One of the scheduled activities was a visit to the Design Challenge area, where kids could learn about a basic physical principle and then build something that worked with that concept. This month’s concept was friction; the design challenge was to build either the fastest or slowest “sled” to race down a series of teflon tracks. After noticing the task’s similarity to the Pinewood Derbys of my Cub Scout youth (and choking back the horrible failure flashbacks), I set to work.
We were each given a plastic tray to which we could attach our design modifications. There were different fabrics that could be used to cover the tray bottoms, weights that could be added, pipe cleaners, straws, and large and small binder clips. We could run each trial design on the tracks, which were equipped with LED sensors and timers accurate to a hundredth of a second.
Even though I didn’t major in an engineering discipline, the pressure was on — the MIT guy had to make a good showing in front of a bunch of 9-year-olds. First I tested the unadorned tray on the track: it took 1.5 seconds to travel to the bottom. Thinking that a pair of runners would produce the least amount of friction, I clipped two of the straws across the tray bottom using the small binder clips. (I had already figured out that two small clips weighed less than one large clip.) Here’s what I came up with:
Very simple. The runners are spaced far apart for stability and pulled tightly against the tray bottom to prevent bouncing.

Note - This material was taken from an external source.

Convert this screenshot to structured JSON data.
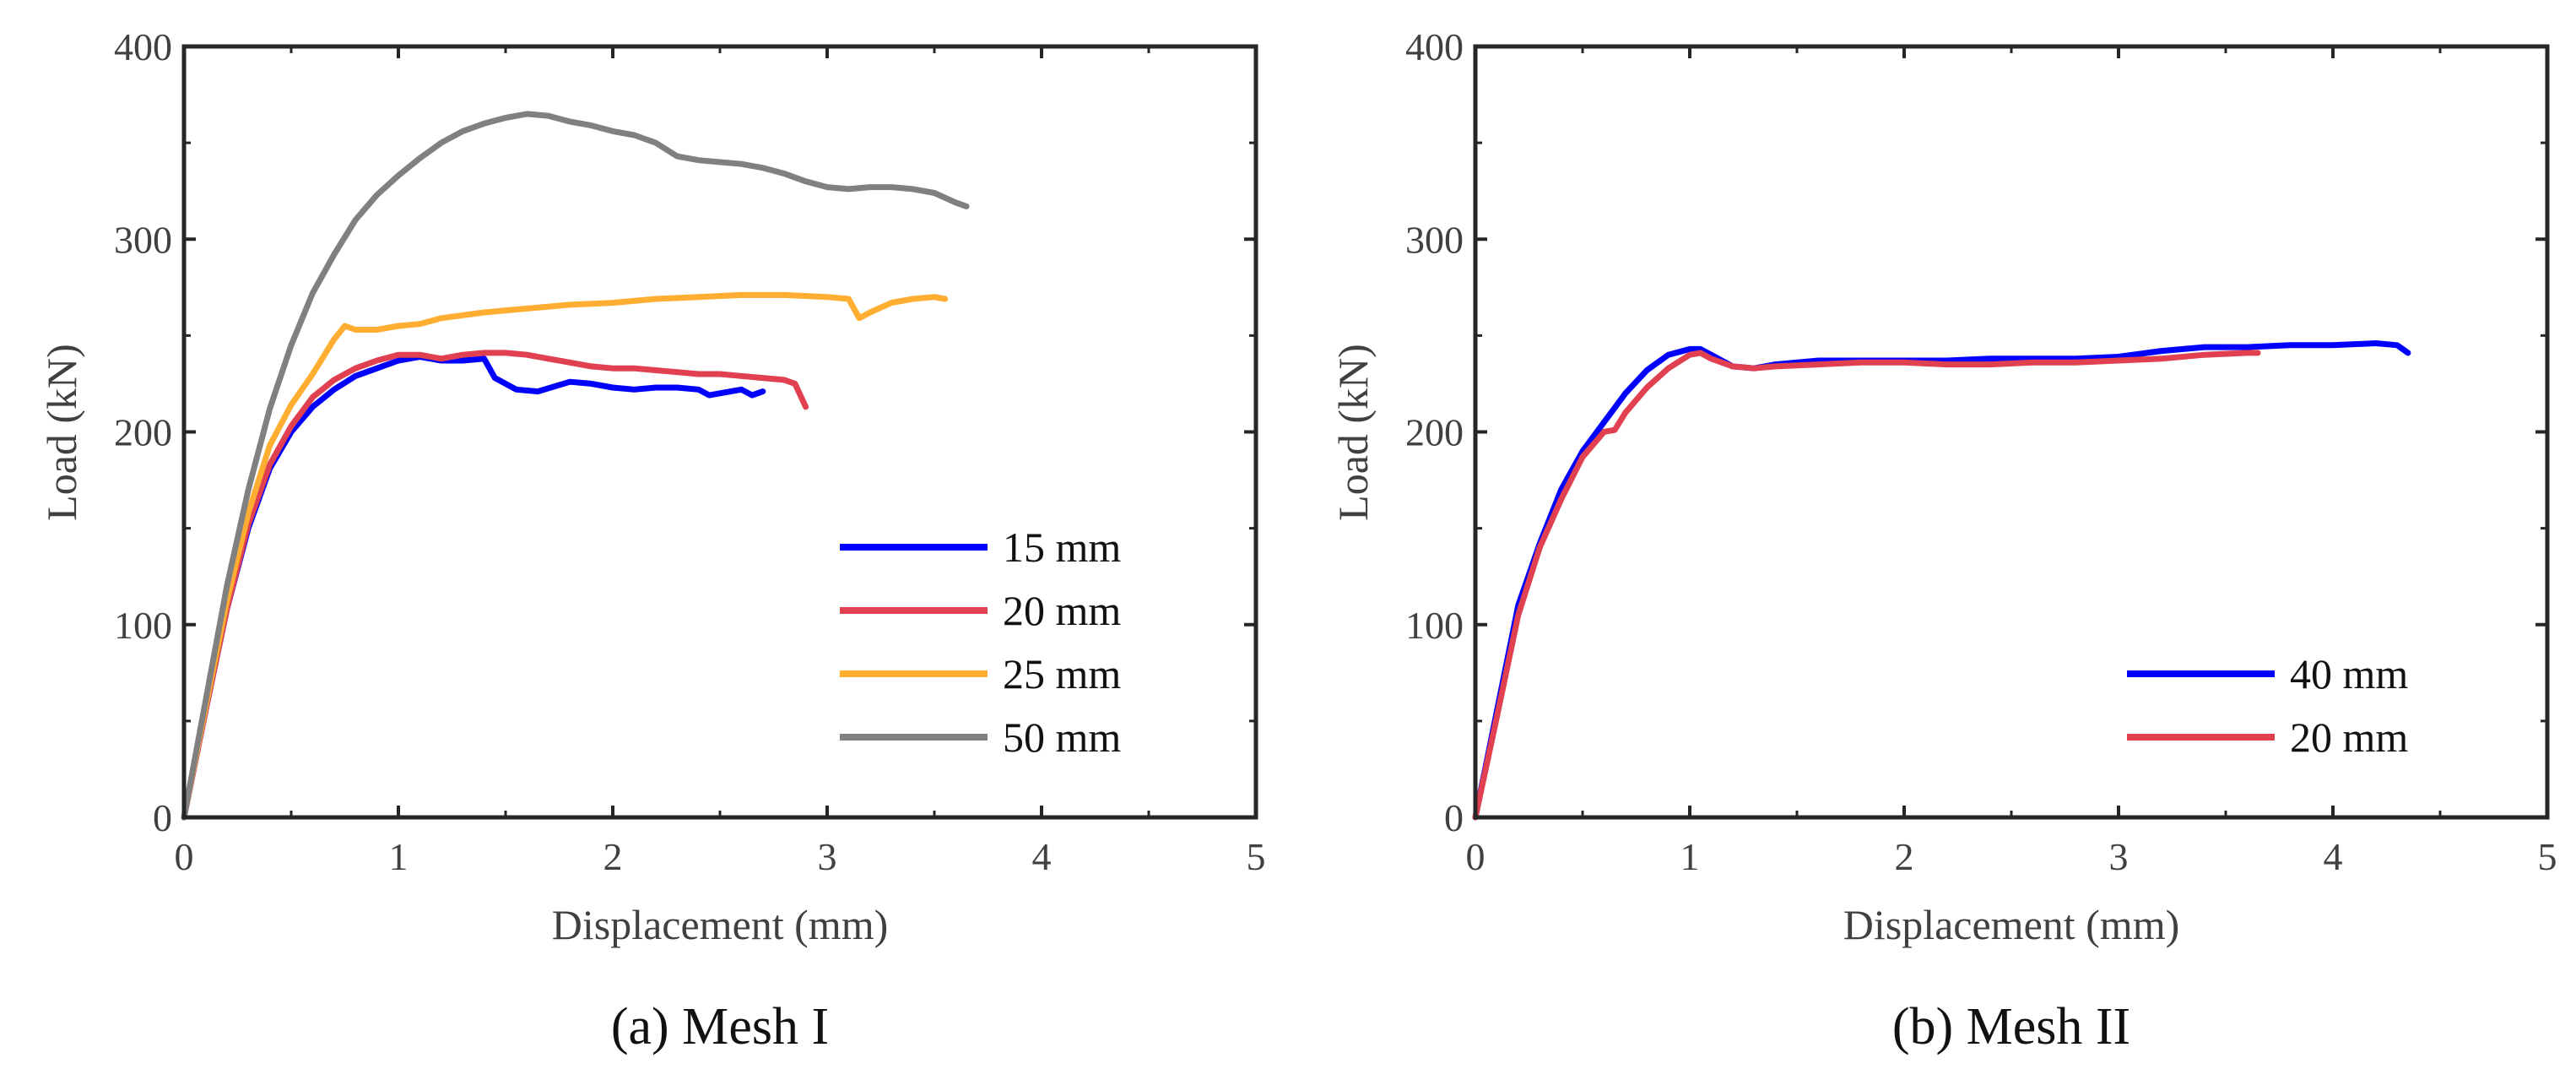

My first test run on the track set the new record for the day:
Miles and his classmates noticed my win and started asking me questions about what I did. I looked at each of their sleds, asking how each might be made faster, letting them come up with the answers. It only took two minutes before one of them set a new record.
Everyone had fun, Miles’s class learned few things, and I had a “teachable moment.” What more could I ask? Oh, maybe fewer fart jokes during lunch.